Ms McHUGH —Can the Prime Minister inform the House of the reasons behind the Government's decision to apply an assets test to unemployment, sickness and special benefit recipients aged 25 years and over?


Mr HAWKE —I thank the honourable member for her question. The decision to apply an assets test to adult recipients of unemployment benefit and other benefits will ensure that those with the resources to provide for themselves will be required to do so. I am pleased that there is apparently bipartisan support for this measure. When asked at a Press conference following the May statement last night `What about the assets test on unemployment benefits? Do you support that?', the Leader of the Opposition replied:

Generally speaking, I think the changes that the Government has made in that area are going in the right direction. I am not going to criticise them.

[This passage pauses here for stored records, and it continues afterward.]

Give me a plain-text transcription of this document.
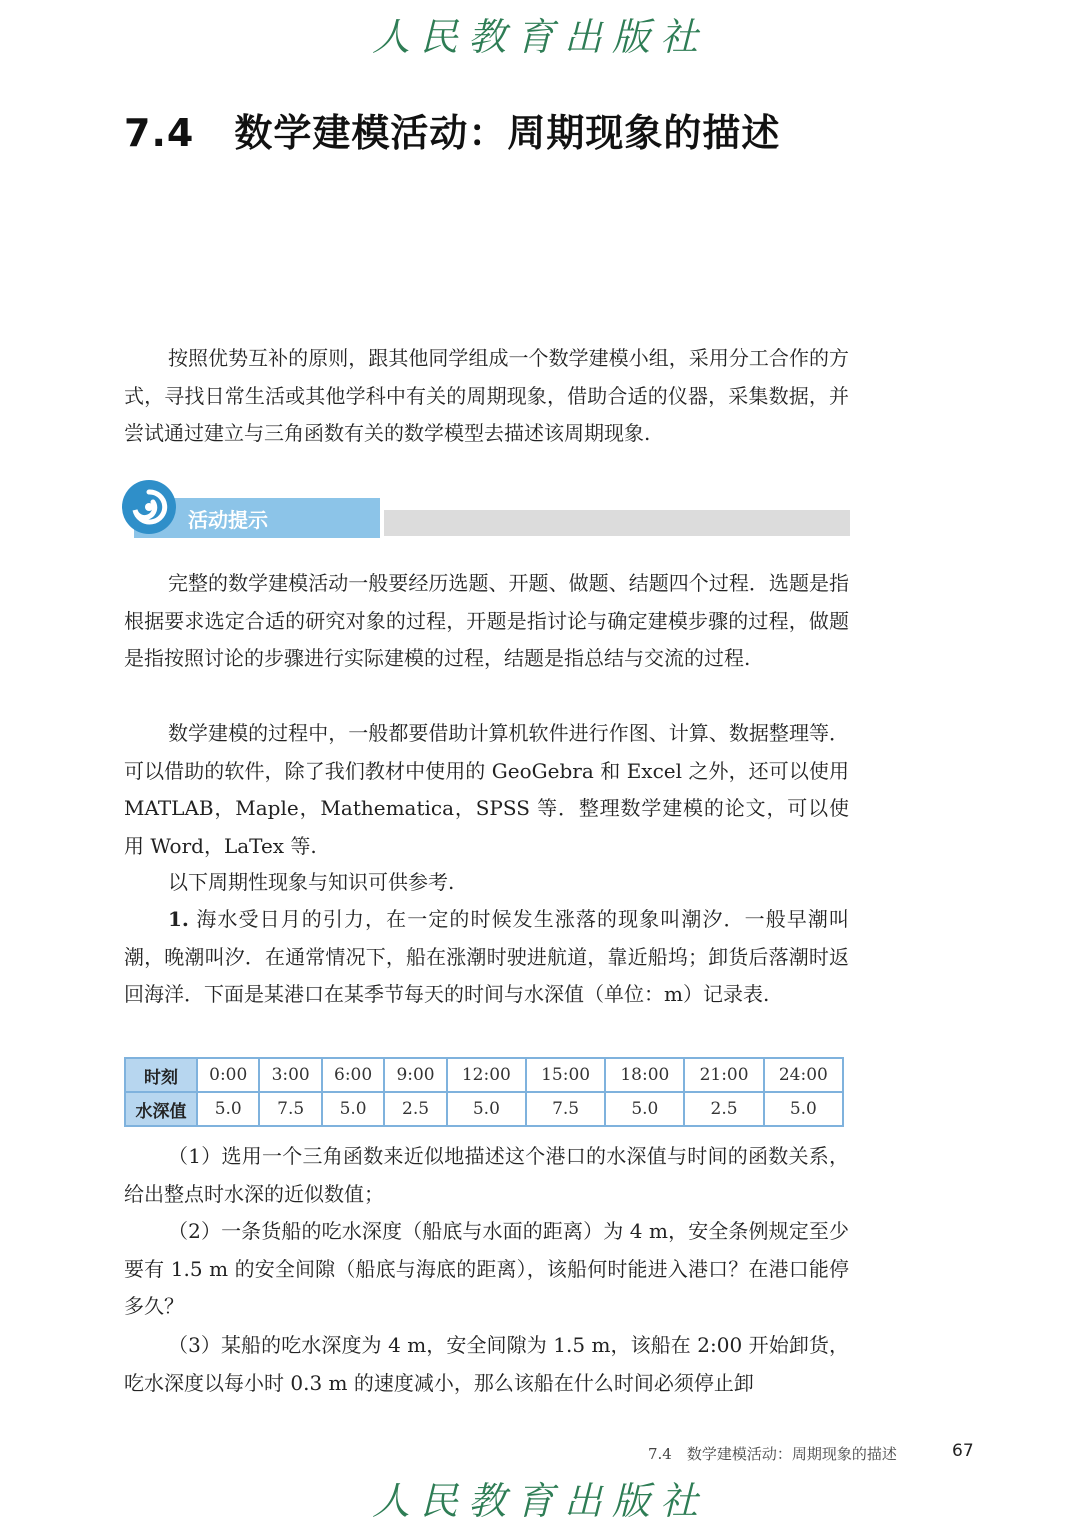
人民教育出版社
7.4 数学建模活动：周期现象的描述

按照优势互补的原则，跟其他同学组成一个数学建模小组，采用分工合作的方式，寻找日常生活或其他学科中有关的周期现象，借助合适的仪器，采集数据，并尝试通过建立与三角函数有关的数学模型去描述该周期现象.

活动提示

完整的数学建模活动一般要经历选题、开题、做题、结题四个过程．选题是指根据要求选定合适的研究对象的过程，开题是指讨论与确定建模步骤的过程，做题是指按照讨论的步骤进行实际建模的过程，结题是指总结与交流的过程.

数学建模的过程中，一般都要借助计算机软件进行作图、计算、数据整理等．可以借助的软件，除了我们教材中使用的 GeoGebra 和 Excel 之外，还可以使用 MATLAB，Maple，Mathematica，SPSS 等．整理数学建模的论文，可以使用 Word，LaTex 等.

以下周期性现象与知识可供参考.

1. 海水受日月的引力，在一定的时候发生涨落的现象叫潮汐．一般早潮叫潮，晚潮叫汐．在通常情况下，船在涨潮时驶进航道，靠近船坞；卸货后落潮时返回海洋．下面是某港口在某季节每天的时间与水深值（单位：m）记录表.

时刻	0:00	3:00	6:00	9:00	12:00	15:00	18:00	21:00	24:00
水深值	5.0	7.5	5.0	2.5	5.0	7.5	5.0	2.5	5.0

（1）选用一个三角函数来近似地描述这个港口的水深值与时间的函数关系，给出整点时水深的近似数值；

（2）一条货船的吃水深度（船底与水面的距离）为 4 m，安全条例规定至少要有 1.5 m 的安全间隙（船底与海底的距离），该船何时能进入港口？在港口能停多久？

（3）某船的吃水深度为 4 m，安全间隙为 1.5 m，该船在 2:00 开始卸货，吃水深度以每小时 0.3 m 的速度减小，那么该船在什么时间必须停止卸

7.4　数学建模活动：周期现象的描述	67
人民教育出版社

The expenditure reductions from this decision are estimated at $12.5m in 1987-88 and $24m in 1988-89. I am sure that it will not have escaped the attention of the honourable member for Phillip that there is another assets test which saves more than six times that amount and which the Leader of the Opposition promises to repeal, and that is the assets test on pensions. The Leader of the Opposition believes it is all right for a person aged 60 and receiving unemployment benefit to be subject to an assets test, but a millionaire pensioner aged 65 should escape an assets test. Where, by any stretch of the imagination, is there the semblance of any consistency in that position? The Leader of the Opposition supports an assets test on adult unemployment beneficiaries but promises to hand the age pension back--


Mr Spender —Madam Speaker, I raise a point of order on the question of relevance. The Prime Minister has been asked by an honourable member on his side of the House why the Government has made a decision which was announced last night in the mini-Budget and which concerns those who are 25 years old and over and their entitlement to certain benefits. That has nothing whatsoever to do with the matter that the Prime Minister is now addressing, and we must, if this Question Time is to operate properly, come back to the question.


Madam SPEAKER —Order! The honourable member has a point of order, but I am not upholding it. I find the Prime Minister in order.

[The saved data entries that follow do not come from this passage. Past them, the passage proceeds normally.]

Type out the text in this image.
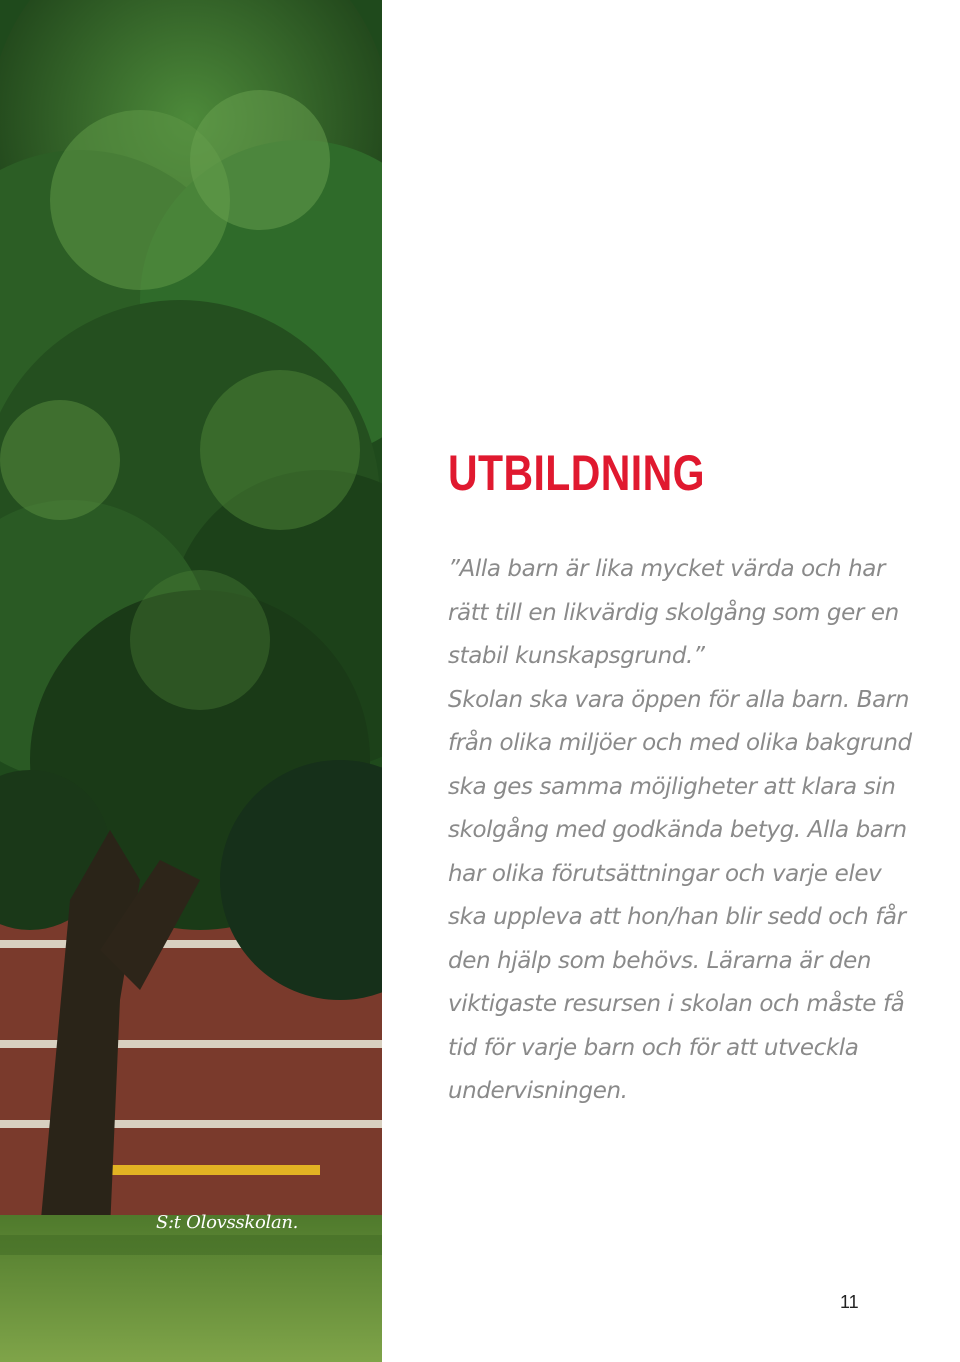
S:t Olovsskolan.
UTBILDNING

”Alla barn är lika mycket värda och har rätt till en likvärdig skolgång som ger en stabil kunskapsgrund.”

Skolan ska vara öppen för alla barn. Barn från olika miljöer och med olika bakgrund ska ges samma möjligheter att klara sin skolgång med godkända betyg. Alla barn har olika förutsättningar och varje elev ska uppleva att hon/han blir sedd och får den hjälp som behövs. Lärarna är den viktigaste resursen i skolan och måste få tid för varje barn och för att utveckla undervisningen.

11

Mr HAWKE —I ask again: Where is the consistency in the Leader's position? He supports an assets test on adult unemployment beneficiaries but promises to hand the age pension back to millionaires by repealing an assets test that saves the Australian community $160m. In applying these double standards, the Leader of the Opposition has lost any remaining shred of credibility and has cast aside any remnant of principle. That $16 billion credibility gap is set to become a yawning chasm unless the Leader of the Opposition starts telling us where the money is coming from to fund his extravagant promises to the rich and privileged. As the Treasurer has said, tonight is his test.